# Outdoor tips??



## Dutch_Dragon_420 (May 8, 2006)

I'm Growing outside and i was wondering if i could get any hints on how too make them grow faster and stronger. please reply


----------



## Hick (May 9, 2006)

hi ya Dutch
..I moved your post over here where it might get some attention. 

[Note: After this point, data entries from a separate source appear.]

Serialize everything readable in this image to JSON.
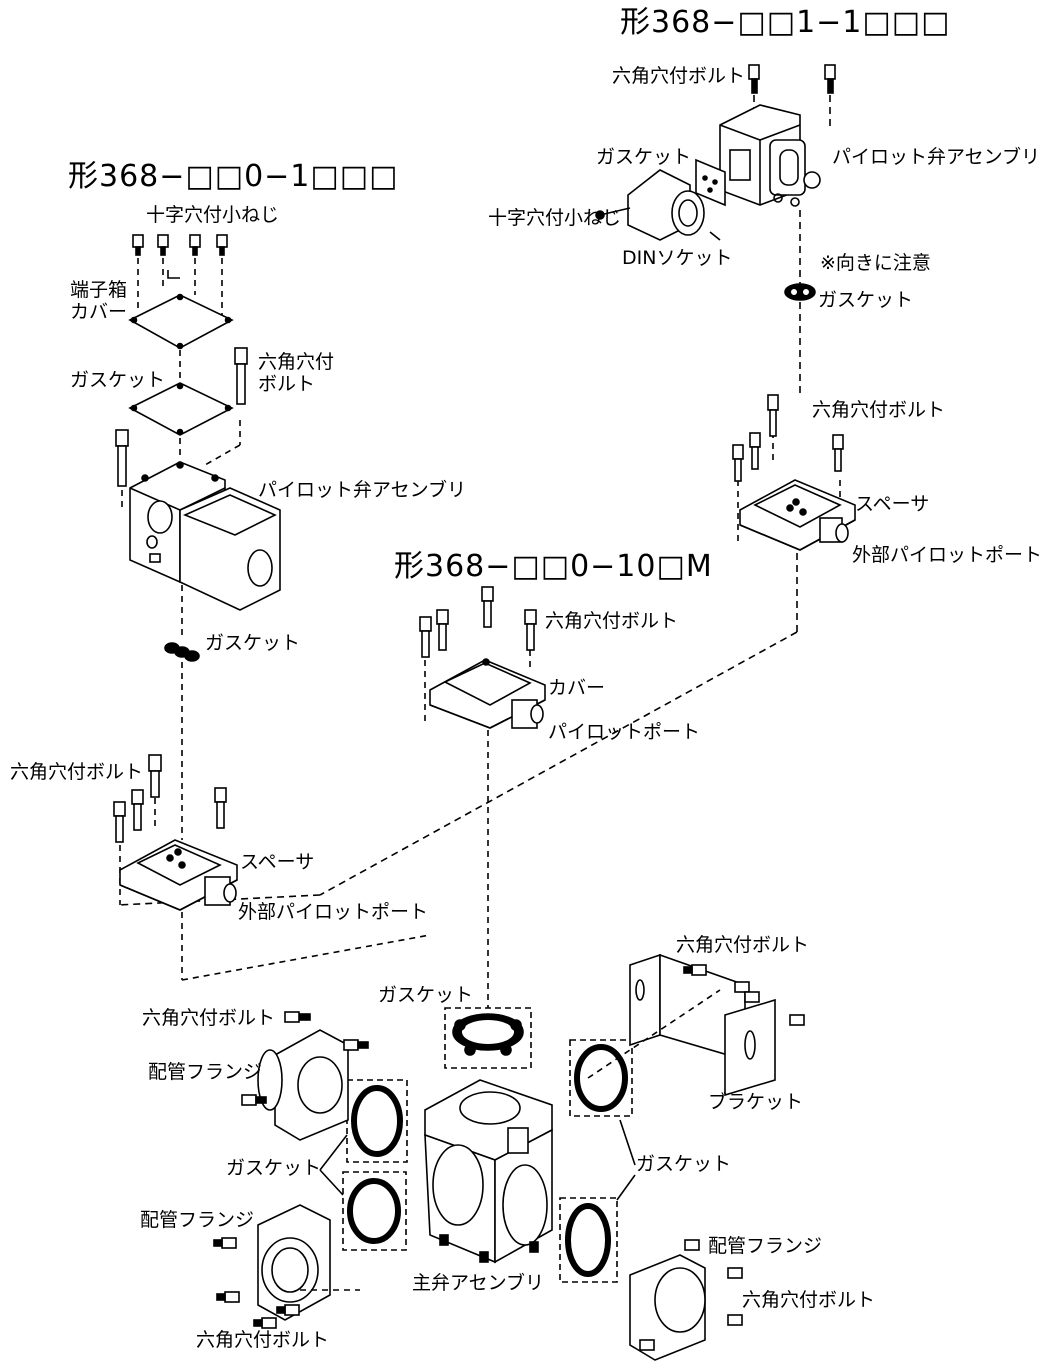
{
  "models": {
    "top_right": "形368−□□1−1□□□",
    "left": "形368−□□0−1□□□",
    "center": "形368−□□0−10□M"
  },
  "labels": {
    "hex_bolt": "六角穴付ボルト",
    "hex_bolt_l1": "六角穴付",
    "hex_bolt_l2": "ボルト",
    "gasket": "ガスケット",
    "pilot_valve_assy": "パイロット弁アセンブリ",
    "cross_screw": "十字穴付小ねじ",
    "din_socket": "DINソケット",
    "orientation_note": "※向きに注意",
    "spacer": "スペーサ",
    "ext_pilot_port": "外部パイロットポート",
    "terminal_box_cover_l1": "端子箱",
    "terminal_box_cover_l2": "カバー",
    "cover": "カバー",
    "pilot_port": "パイロットポート",
    "pipe_flange": "配管フランジ",
    "bracket": "ブラケット",
    "main_valve_assy": "主弁アセンブリ"
  },
  "colors": {
    "line": "#000000",
    "paper": "#ffffff",
    "fill": "#ffffff",
    "dark": "#111111"
  }
}
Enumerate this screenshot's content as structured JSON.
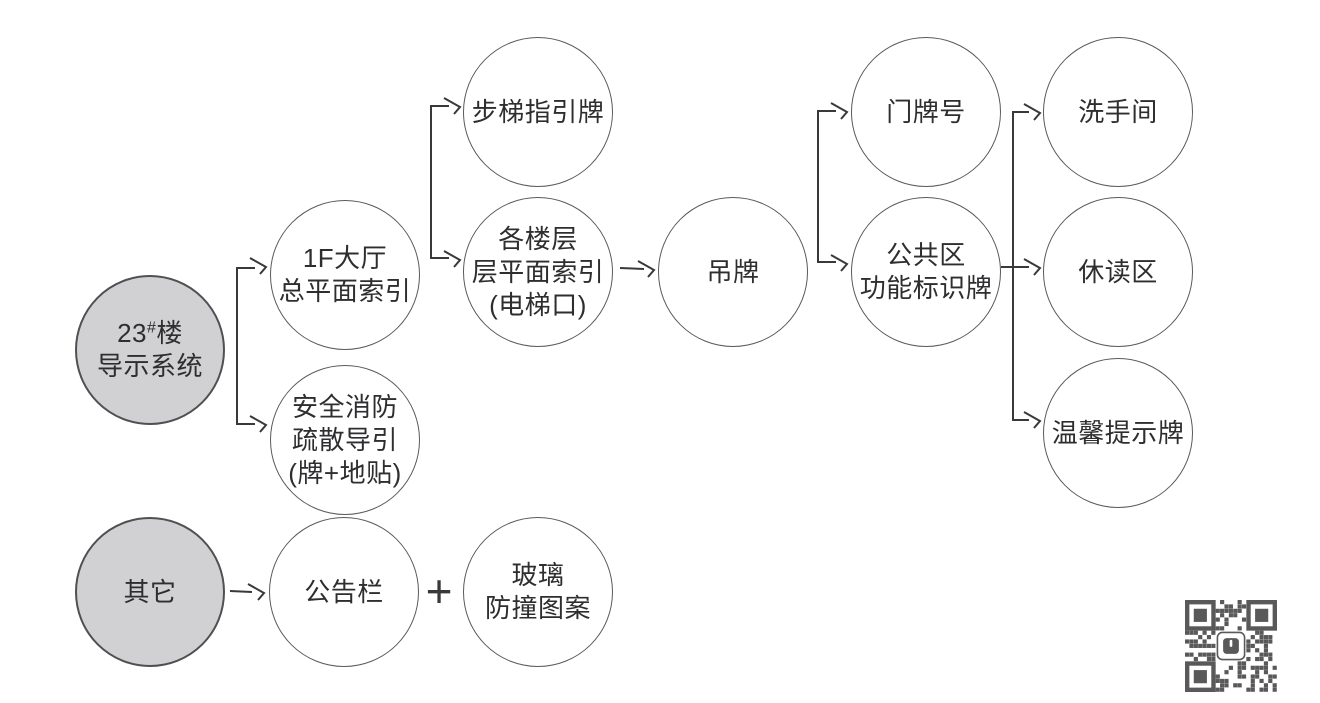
{
  "nodes": {
    "building": {
      "line1_num": "23",
      "line1_sup": "#",
      "line1_suffix": "楼",
      "line2": "导示系统"
    },
    "lobby_index": {
      "line1": "1F大厅",
      "line2": "总平面索引"
    },
    "fire_safety": {
      "line1": "安全消防",
      "line2": "疏散导引",
      "line3": "(牌+地贴)"
    },
    "stair_sign": {
      "line1": "步梯指引牌"
    },
    "floor_index": {
      "line1": "各楼层",
      "line2": "层平面索引",
      "line3": "(电梯口)"
    },
    "hanging_sign": {
      "line1": "吊牌"
    },
    "door_number": {
      "line1": "门牌号"
    },
    "public_area_sign": {
      "line1": "公共区",
      "line2": "功能标识牌"
    },
    "washroom": {
      "line1": "洗手间"
    },
    "reading_area": {
      "line1": "休读区"
    },
    "tips_sign": {
      "line1": "温馨提示牌"
    },
    "other": {
      "line1": "其它"
    },
    "notice_board": {
      "line1": "公告栏"
    },
    "glass_pattern": {
      "line1": "玻璃",
      "line2": "防撞图案"
    }
  },
  "operators": {
    "plus": "+"
  },
  "colors": {
    "gray_node_fill": "#d1d1d3",
    "circle_stroke": "#595a5c",
    "connector_line": "#39393b",
    "text": "#2e2e30",
    "qr_dark": "#595959"
  }
}
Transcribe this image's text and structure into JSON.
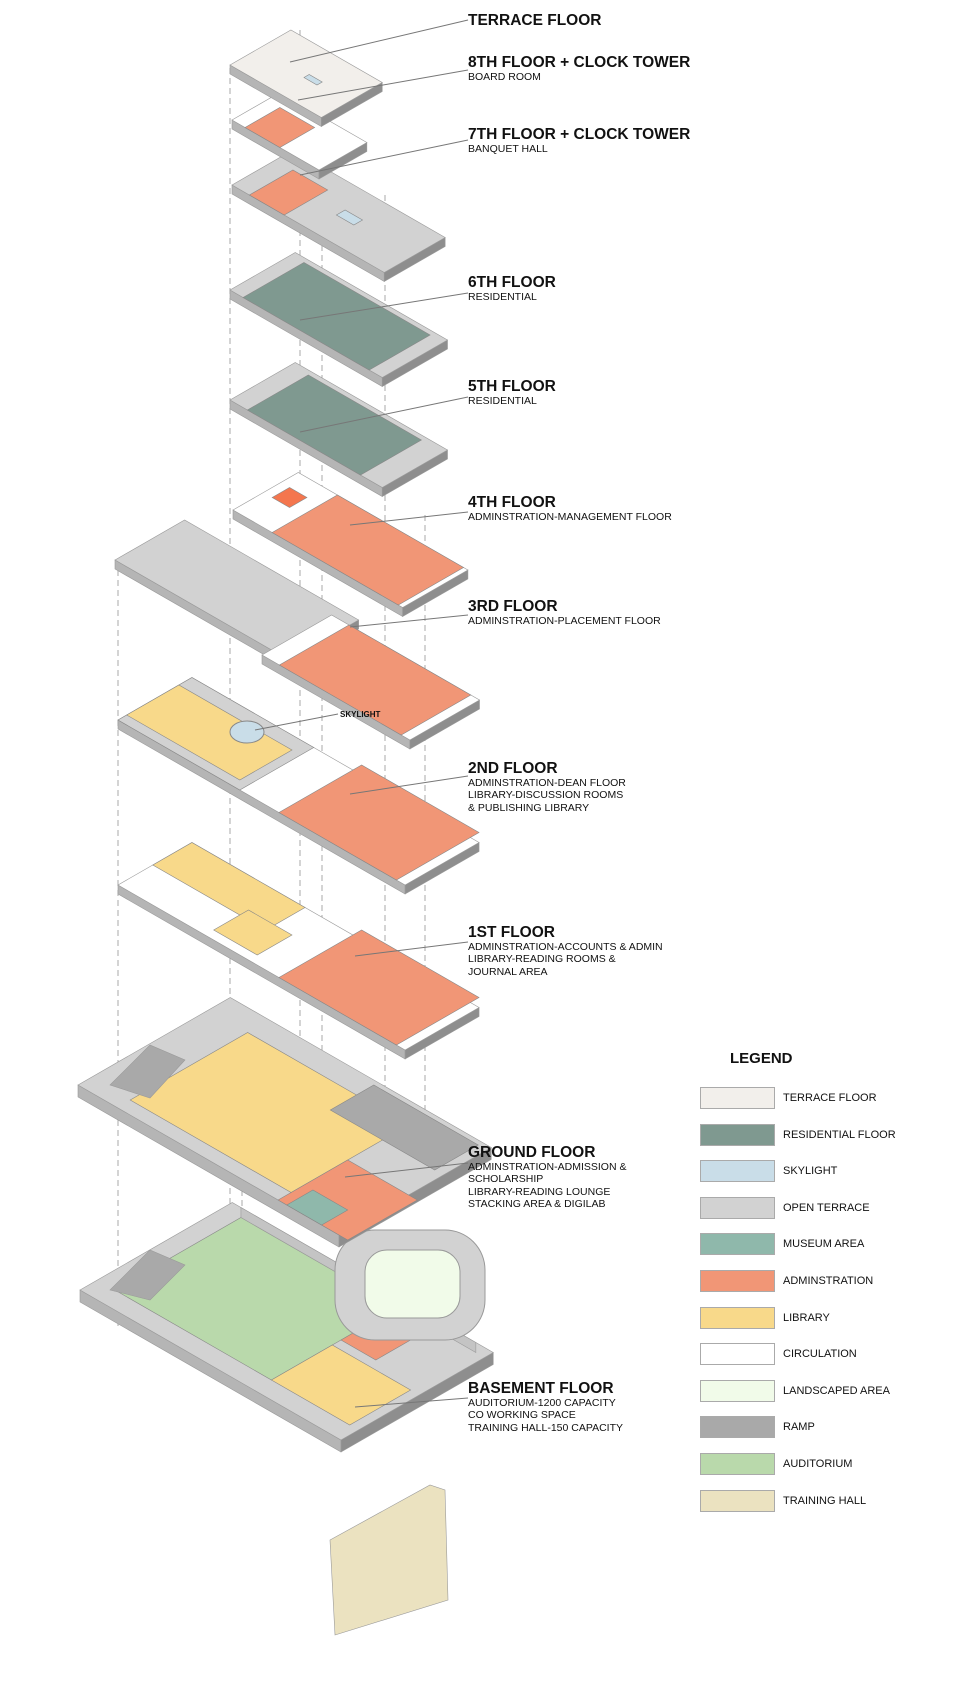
{
  "floors": [
    {
      "id": "terrace",
      "title": "TERRACE FLOOR",
      "lines": []
    },
    {
      "id": "f8",
      "title": "8TH FLOOR + CLOCK TOWER",
      "lines": [
        "BOARD ROOM"
      ]
    },
    {
      "id": "f7",
      "title": "7TH FLOOR + CLOCK TOWER",
      "lines": [
        "BANQUET HALL"
      ]
    },
    {
      "id": "f6",
      "title": "6TH FLOOR",
      "lines": [
        "RESIDENTIAL"
      ]
    },
    {
      "id": "f5",
      "title": "5TH FLOOR",
      "lines": [
        "RESIDENTIAL"
      ]
    },
    {
      "id": "f4",
      "title": "4TH FLOOR",
      "lines": [
        "ADMINSTRATION-MANAGEMENT FLOOR"
      ]
    },
    {
      "id": "f3",
      "title": "3RD FLOOR",
      "lines": [
        "ADMINSTRATION-PLACEMENT FLOOR"
      ]
    },
    {
      "id": "f2",
      "title": "2ND FLOOR",
      "lines": [
        "ADMINSTRATION-DEAN FLOOR",
        "LIBRARY-DISCUSSION ROOMS",
        "& PUBLISHING LIBRARY"
      ]
    },
    {
      "id": "f1",
      "title": "1ST FLOOR",
      "lines": [
        "ADMINSTRATION-ACCOUNTS & ADMIN",
        "LIBRARY-READING ROOMS &",
        "JOURNAL AREA"
      ]
    },
    {
      "id": "ground",
      "title": "GROUND FLOOR",
      "lines": [
        "ADMINSTRATION-ADMISSION &",
        "SCHOLARSHIP",
        "LIBRARY-READING LOUNGE",
        "STACKING AREA & DIGILAB"
      ]
    },
    {
      "id": "basement",
      "title": "BASEMENT FLOOR",
      "lines": [
        "AUDITORIUM-1200 CAPACITY",
        "CO WORKING SPACE",
        "TRAINING HALL-150 CAPACITY"
      ]
    }
  ],
  "skylight_label": "SKYLIGHT",
  "legend": {
    "title": "LEGEND",
    "items": [
      {
        "label": "TERRACE FLOOR",
        "color": "#f2efeb"
      },
      {
        "label": "RESIDENTIAL FLOOR",
        "color": "#7f9990"
      },
      {
        "label": "SKYLIGHT",
        "color": "#c9dde8"
      },
      {
        "label": "OPEN TERRACE",
        "color": "#d2d2d2"
      },
      {
        "label": "MUSEUM AREA",
        "color": "#8fb8ab"
      },
      {
        "label": "ADMINSTRATION",
        "color": "#f19676"
      },
      {
        "label": "LIBRARY",
        "color": "#f8d98a"
      },
      {
        "label": "CIRCULATION",
        "color": "#ffffff"
      },
      {
        "label": "LANDSCAPED AREA",
        "color": "#f1fbe9"
      },
      {
        "label": "RAMP",
        "color": "#a9a9a9"
      },
      {
        "label": "AUDITORIUM",
        "color": "#b9d9ab"
      },
      {
        "label": "TRAINING HALL",
        "color": "#ebe2c0"
      }
    ]
  }
}
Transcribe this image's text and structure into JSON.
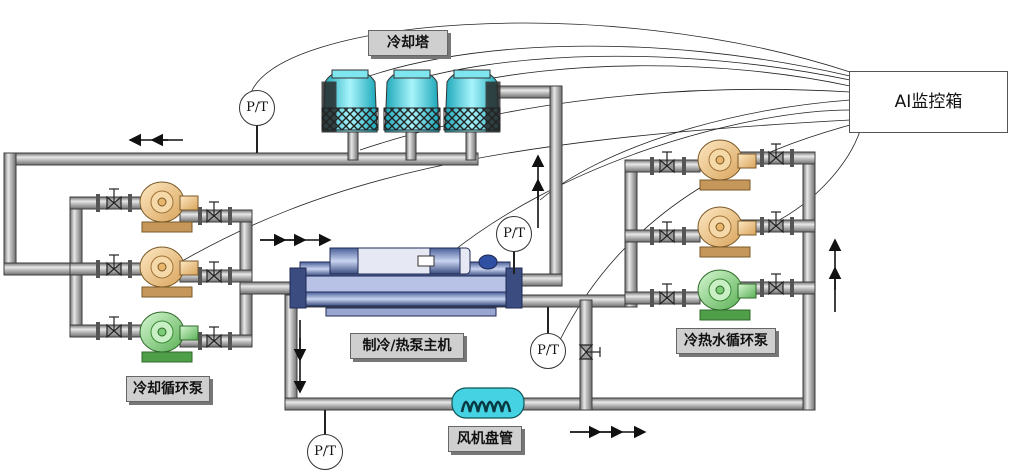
{
  "labels": {
    "cooling_tower": "冷却塔",
    "ai_box": "AI监控箱",
    "host": "制冷/热泵主机",
    "cooling_pump": "冷却循环泵",
    "hvac_pump": "冷热水循环泵",
    "fan_coil": "风机盘管"
  },
  "sensors": {
    "pt": "P/T"
  },
  "colors": {
    "pipe": "#8c8c8c",
    "tower": "#3ad7e6",
    "pump_orange": "#f2c88a",
    "pump_green": "#9fe09a",
    "label_bg": "#cfcfcf"
  }
}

My advice...provide it with plenty of sunshine, a quality organic soil base and lotsa' room.


----------



## love+monkey (May 29, 2006)

hey dude.i've been growing outdoors for 3 years and i've concluded that if your looking for a good yeild and beautiful plant.LST them and keep them trained.the results are amazing.one of my biggest ladies has 15 tops and never been topped.hopefully you can say the same.keep us intouch with your grow. and a must is keeping them fertilized.


----------



## GanjaGuru (May 30, 2006)

Choose a sunny, remote location.
Prep the site (dig 3' x 3' holes, re-fill with top quality pottiong soil w/ organic amendments).
Provide adequate water.
Add nutrients as required.
Inspect frequently for pests and take counter-measures if needed.
Harvest at peak of perfection.
Slow dry in bags.
Cure for at least 2 weeks.
Bon appetite.


----------



## RossAlexander (Jun 28, 2006)

GanjaGuru can you explain what you mean by _slow dry in bags_. thanks. also, isn't curing and drying the same thing? i don't know what the difference is thanks.


----------



## Devilweed (Jun 28, 2006)

This may sound counterintuitive, but when you plant your seeds, keep them in a smaller sized pot until they develope a good root system.  Then move them to the next size up in pots.  THe plant grows a lot better in a confined area for a while.  Their they can build a strong healthy root system.  Once they have  reached a large size then one should move them to soil, or a huge pot etc.
Drying is when you hang the buds out to dry, curing is the process with jars (usaully).http://www.marijuanapassion.com/forum/showthread.php?t=3910
It is very well explained by Mr. Ganja Guru.


----------



## RossAlexander (Jun 28, 2006)

Awesome, thanks for the link devilweed


----------